Rede

Friedrich spricht auf didacta zur Dualen Bildung im Donauraum

Qualifizierung als Beitrag zu nachhaltigem Wachstum und internationaler Wettbewerbsfähigkeit der Donauregion

Meine sehr geehrten Damen und Herren,

zu der heutigen Konferenz zum Thema Duale Bildung im Donauraum möchte ich Sie ganz herzlich begrüßen. Besonders begrüße ich Herrn Minister Gordan Maras vom Ministerium für Unternehmertum und Handwerk aus Kroatien sowie Herrn Staatssekretär Stefan Chudoba vom Wissenschafts- und Bildungsministerium der Slowakei. Auch aus Rumänien haben wir mit Herrn Stelian Fedorca, dem Berater des Bildungsministers für die beruflliche Qualifizierung, einen hochrangigen Vertreter für diese Veranstaltung gewinnen können, zudem ist natürlich auch Baden-Württemberg mit hochrangigen Persönlichkeiten hier vertreten.

Alleine die exklusive Zusammensetzung unserer heutigen Veranstaltung unterstreicht bereits, welch großes Interesse an den heute hier diskutierten Themen im Moment besteht! Die duale Ausbildung stellt eine deutsche Besonderheit dar, die weltweit Interesse hervorruft und echtes Potential zum Exportschlager hat.

Lassen Sie mich gleich zu Beginn den Begriff der dualen Ausbildung erläutern, der in manchen Ländern und Staaten anders interpretiert wird als wir ihn gemeinhin verstehen. Die duale Ausbildung wie wir sie in Baden-Württemberg praktizieren, beruht auf zwei gleichberechtigten Teilen, nämlich dem einer qualifizierten schulischen Ausbildung und dem einer qualifizierten praktischen.

Auf der einen Seite stehen uns also starke berufliche Schulen im Land zur Seite, die im Kompetenzbereich des Bildungsministerium des Landes liegen; auf diese Weise ist ein hohes schulisches Niveau garantieren. Auf der anderen Seite haben wir die Betriebe und Kammern im Boot, die für den berufspraktischen Teil der Qualifizierung allein die Verantwortung tragen, sie bilden die jungen Menschen konkret im Betrieb aus und die Kammern nehmen die praktischen Prüfungen ab. Dafür gibt es vereinheitlichte Standards und Prüfungsordnungen.
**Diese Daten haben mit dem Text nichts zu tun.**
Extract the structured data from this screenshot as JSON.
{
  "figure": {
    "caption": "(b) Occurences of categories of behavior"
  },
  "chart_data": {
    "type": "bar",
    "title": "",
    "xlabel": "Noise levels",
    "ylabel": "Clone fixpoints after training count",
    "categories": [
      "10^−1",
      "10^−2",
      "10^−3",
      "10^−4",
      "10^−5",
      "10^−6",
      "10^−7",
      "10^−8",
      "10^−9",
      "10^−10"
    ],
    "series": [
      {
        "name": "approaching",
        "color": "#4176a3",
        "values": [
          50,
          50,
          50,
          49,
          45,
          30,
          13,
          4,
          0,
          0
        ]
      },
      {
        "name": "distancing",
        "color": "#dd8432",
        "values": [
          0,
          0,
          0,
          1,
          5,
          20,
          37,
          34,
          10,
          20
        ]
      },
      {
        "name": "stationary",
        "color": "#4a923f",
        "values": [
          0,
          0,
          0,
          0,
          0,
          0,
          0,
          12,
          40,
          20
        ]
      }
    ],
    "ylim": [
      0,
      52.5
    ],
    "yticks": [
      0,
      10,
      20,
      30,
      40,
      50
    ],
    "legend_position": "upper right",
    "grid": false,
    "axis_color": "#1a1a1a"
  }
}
Ich hole an dieser Stelle deshalb so weit aus, weil dieser duale Weg, dieses aufeinander abgestimmte Duett zwischen Schulen einerseits und Betrieben und Kammern andererseits eine Besonderheit ist, die eine lange Tradition bei uns hat und auf einem ausgefeilten System beruht, das über viele Jahrzehnte gewachsen ist und sowohl fest in unserem Bildungssystem als auch in der Arbeit der Kammern und Betriebe verankert ist.
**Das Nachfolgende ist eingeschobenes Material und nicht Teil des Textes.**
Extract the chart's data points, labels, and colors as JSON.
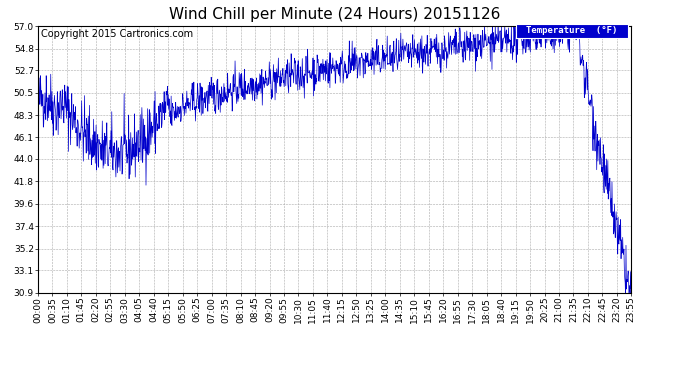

Wenn wir also von dualer Ausbildung hier in Baden-Württemberg sprechen, meinen wir damit die Möglichkeit, junge Menschen in einem konkreten Berufsbild über meist drei Jahre hinweg qualifiziert zu trainieren und unter einheitlichen Standards zu prüfen.
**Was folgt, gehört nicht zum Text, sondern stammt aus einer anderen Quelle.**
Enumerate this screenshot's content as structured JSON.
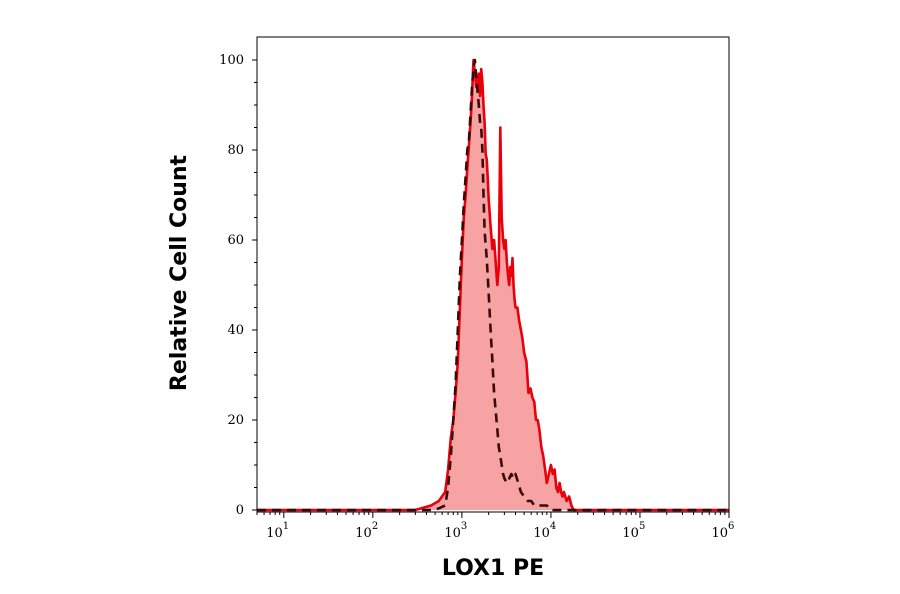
{
  "chart_data": {
    "type": "area",
    "xlabel": "LOX1 PE",
    "ylabel": "Relative Cell Count",
    "x_scale": "log",
    "xlim": [
      5,
      1000000
    ],
    "ylim": [
      0,
      100
    ],
    "x_ticks": [
      {
        "base": "10",
        "exp": "1",
        "value": 10
      },
      {
        "base": "10",
        "exp": "2",
        "value": 100
      },
      {
        "base": "10",
        "exp": "3",
        "value": 1000
      },
      {
        "base": "10",
        "exp": "4",
        "value": 10000
      },
      {
        "base": "10",
        "exp": "5",
        "value": 100000
      },
      {
        "base": "10",
        "exp": "6",
        "value": 1000000
      }
    ],
    "y_ticks": [
      0,
      20,
      40,
      60,
      80,
      100
    ],
    "grid": false,
    "colors": {
      "stained_line": "#e8000b",
      "stained_fill": "#f7a3a3",
      "control_line": "#3a0a0a"
    },
    "series": [
      {
        "style": "solid-filled",
        "x": [
          5,
          300,
          450,
          550,
          650,
          700,
          750,
          800,
          850,
          900,
          950,
          1000,
          1050,
          1100,
          1150,
          1200,
          1250,
          1300,
          1350,
          1400,
          1450,
          1500,
          1550,
          1600,
          1650,
          1700,
          1750,
          1800,
          1850,
          1900,
          1950,
          2000,
          2100,
          2200,
          2300,
          2400,
          2500,
          2600,
          2700,
          2800,
          2900,
          3000,
          3100,
          3200,
          3300,
          3400,
          3500,
          3600,
          3700,
          3800,
          3900,
          4000,
          4200,
          4400,
          4600,
          4800,
          5000,
          5300,
          5600,
          5900,
          6200,
          6500,
          6800,
          7100,
          7400,
          7800,
          8200,
          8600,
          9000,
          9500,
          10000,
          10500,
          11000,
          11500,
          12000,
          12500,
          13000,
          13500,
          14000,
          15000,
          16000,
          17000,
          18000,
          20000,
          22000,
          25000,
          1000000
        ],
        "y": [
          0,
          0,
          1,
          2,
          4,
          9,
          16,
          20,
          26,
          33,
          45,
          56,
          65,
          70,
          76,
          81,
          86,
          92,
          100,
          97,
          94,
          95,
          97,
          92,
          98,
          95,
          90,
          86,
          79,
          78,
          74,
          69,
          63,
          58,
          60,
          55,
          50,
          54,
          85,
          65,
          60,
          58,
          60,
          55,
          52,
          50,
          54,
          52,
          56,
          50,
          47,
          45,
          45,
          42,
          40,
          38,
          35,
          33,
          26,
          27,
          25,
          24,
          20,
          20,
          18,
          14,
          12,
          9,
          6,
          8,
          10,
          8,
          9,
          5,
          4,
          6,
          4,
          3,
          4,
          2,
          3,
          1,
          0,
          0,
          0,
          0,
          0
        ]
      },
      {
        "style": "dashed",
        "x": [
          5,
          500,
          650,
          700,
          750,
          800,
          850,
          900,
          950,
          1000,
          1050,
          1100,
          1150,
          1200,
          1250,
          1300,
          1350,
          1400,
          1450,
          1500,
          1550,
          1600,
          1650,
          1700,
          1750,
          1800,
          1900,
          2000,
          2100,
          2200,
          2300,
          2400,
          2500,
          2600,
          2700,
          2800,
          2900,
          3000,
          3200,
          3400,
          3600,
          3800,
          4000,
          4300,
          4600,
          5000,
          5500,
          6000,
          6500,
          7000,
          8000,
          9000,
          10000,
          11000,
          1000000
        ],
        "y": [
          0,
          0,
          1,
          5,
          12,
          20,
          28,
          40,
          52,
          60,
          68,
          74,
          80,
          82,
          88,
          94,
          98,
          100,
          96,
          93,
          90,
          86,
          85,
          80,
          70,
          62,
          56,
          48,
          40,
          33,
          26,
          22,
          18,
          14,
          12,
          10,
          8,
          7,
          6,
          7,
          8,
          7,
          8,
          6,
          4,
          3,
          2,
          2,
          1,
          1,
          1,
          1,
          0,
          0,
          0
        ]
      }
    ]
  }
}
Der Hintergrund für das jüngst so enorm gestiegene Interesse an der beruflich qualifizierten Ausbildung und insbesondere dem Dualen System ist dabei kein erfreulicher: Die saisonbereinigte Jugendarbeitslosenquote in der Europäischen Union lag jüngst bei etwas unter 24 %. Das bedeutet, dass fast jeder vierte junge Mensch in Europa arbeitslos ist!

Wie Sie sicher wissen, haben die europäischen Staats- und Regierungschefs im Juni des vergangenen Jahres ein Hilfspaket zur Bekämpfung der Jugendarbeitslosigkeit in Höhe von 6 Milliarden Euro beschlossen. Im Rahmen einer sogenannten Jugendgarantie sollen die Mitgliedstaaten der Europäischen Union sicherstellen, dass junge Menschen unter 25 Jahren innerhalb von 4 Monaten, nachdem sie die Schule verlassen haben oder arbeitslos werden, eine hochwertige Arbeit, eine Aus- oder Weiterbildung oder zumindest ein Praktikum erhalten.

Das alles ist ein wichtiger europäischer Schritt in die richtige Richtung. Es kann aber nicht sein, dass junge Menschen, die sich in der Schule oder in der Ausbildung anstrengen und gute Noten haben, anschließend vor dem Nichts stehen. Es kann auch nicht sein, dass junge Menschen, die eben nicht das Privileg einer guten Ausbildung haben, auf der Strecke bleiben.

Die Bereitstellung von europäischen Mitteln und die Jugendgarantie sind zwar ein Anfang. Die Umsetzung dieser Jugendgarantie - und das ist die wirkliche Herkulesaufgabe - obliegt aber nun den Mitgliedstaaten. Letztlich wird man uns am Ende des Tages nicht an der Anzahl der veranstalteten Krisengipfel messen, sondern daran, was wir ganz konkret vor Ort tun und erreichen. Da sind nicht nur die Staaten, sondern gerade auch die Länder und Regionen gefragt.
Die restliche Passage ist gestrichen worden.